The reference values are available: ΔfH° (SnI2, s, 0 K) =  − 152.4 kJ mol−1 [60] and ΔfH° (CH3NH3I, s, 298 K) =  − 200.7 kJ mol−1 [61]. Assuming that correction on lattice vibration energies is negligible for the reaction (1), we accept ΔrH° (0 K) ≈ ΔrE. In addition, we suggest that the enthalpy increment H° (298) − H° (0) for CH3NH3I does not exceed few kJ mol−1. Similar assumptions were opinioned by Ciccioli, Latini [62] for the decomposition of lead perovskites CH3NH3PbX3(s) = CH3NH3X(s) + PbI2(s), X = Cl, Br, I. Thus we obtained the enthalpy of formation of the O-phase tin perovskite CH3NH3SnI3 (Table 2). As it was discussed in the previous sections, the PBE XC functional outperformed the other two in evaluation of the electronic properties, therefore we consider the ΔrH° (0 K) = 37 kJ mol−1 and ΔfH° (CH3NH3SnI3, 0 K) =  − 390 kJ mol−1 to be reliable values.

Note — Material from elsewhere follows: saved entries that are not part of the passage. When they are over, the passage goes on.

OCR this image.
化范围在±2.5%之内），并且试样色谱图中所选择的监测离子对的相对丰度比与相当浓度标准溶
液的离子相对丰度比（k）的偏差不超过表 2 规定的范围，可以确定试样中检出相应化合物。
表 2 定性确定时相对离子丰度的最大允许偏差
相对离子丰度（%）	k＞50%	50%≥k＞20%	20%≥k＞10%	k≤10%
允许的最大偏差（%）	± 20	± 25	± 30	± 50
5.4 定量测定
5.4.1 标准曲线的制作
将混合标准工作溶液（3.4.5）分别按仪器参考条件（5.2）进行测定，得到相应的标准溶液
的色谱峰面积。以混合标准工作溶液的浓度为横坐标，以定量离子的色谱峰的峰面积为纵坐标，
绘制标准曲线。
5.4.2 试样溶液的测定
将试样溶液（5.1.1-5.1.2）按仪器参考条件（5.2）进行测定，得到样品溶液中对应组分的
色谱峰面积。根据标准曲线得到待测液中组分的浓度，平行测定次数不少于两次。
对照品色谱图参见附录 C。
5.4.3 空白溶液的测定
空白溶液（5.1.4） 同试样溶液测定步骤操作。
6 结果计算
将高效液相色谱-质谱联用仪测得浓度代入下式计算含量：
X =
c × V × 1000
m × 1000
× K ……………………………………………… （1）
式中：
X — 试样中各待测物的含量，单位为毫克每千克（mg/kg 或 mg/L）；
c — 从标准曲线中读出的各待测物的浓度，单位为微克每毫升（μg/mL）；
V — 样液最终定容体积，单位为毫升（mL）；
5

It is worth to compare these results with the literature data for the lead perovskite. For the tetragonal phase of CH3NH3PbI3, the enthalpy of decomposition reaction ΔrH° (298 K) = 34.5 ± 1.0 kJ mol−1 was determined by solution calorimetry [59]. Using the enthalpy of formation ΔfH° (PbI2, s, 298 K) =  − 176 kJ mol−1 [60] the enthalpy of formation of the lead perovskite can be found as ΔfH° (CH3NH3PbI3, s, 298 K) =  − 411 kJ mol−1. Taking into account the phase transition enthalpy from tetragonal to orthorhombic 3 kJ mol−1 [63] and neglecting the enthalpy increment H° (298) − H° (0), we estimated the ΔfH° (CH3NH3PbI3, O-phase, 0 K) ≈ − 414 kJ mol−1. Compared to this value, our result for the enthalpy of formation of the tin perovskite (− 390 kJ mol−1) is in a good accordance. Moreover, it is interesting to note that the difference in ΔfH° between tin and lead perovskites (24 kJ mol−1) appeared to be almost equal to that between SnI2 and PbI2 (23 kJ mol−1), this equality also advocates correctness of our result.

4 Conclusion

Different exchange–correlation functionals LDA, PBE, and PBEsol have been used to study the structural, electronic and thermodynamic properties of the O-phase of the CH3NH3SnI3 perovskite. The PBE XC functional outperformed the LDA and PBEsol in estimating the electronic and thermodynamic properties of the perovskite. It was found that for the optimized structure, the bandgap determined by the PBE XC functional (1.12 eV), was much closer to the experimental value (1.2 eV) when compared to the other two. In addition, importance of the crystal structure relaxation procedure, before calculating electronic properties, was corroborated. From the projected density of states, it is observed that the valence band is mostly occupied with 5p-electrons of the iodine atoms and the conduction band with 5p-electrons of the tin atoms. Considering the thermodynamic characteristics of the decomposition reaction, the methylammonium tin iodide perovskite is confirmed to be stable material at low temperature that is in accordance with literature data on phase transformations in the crystals.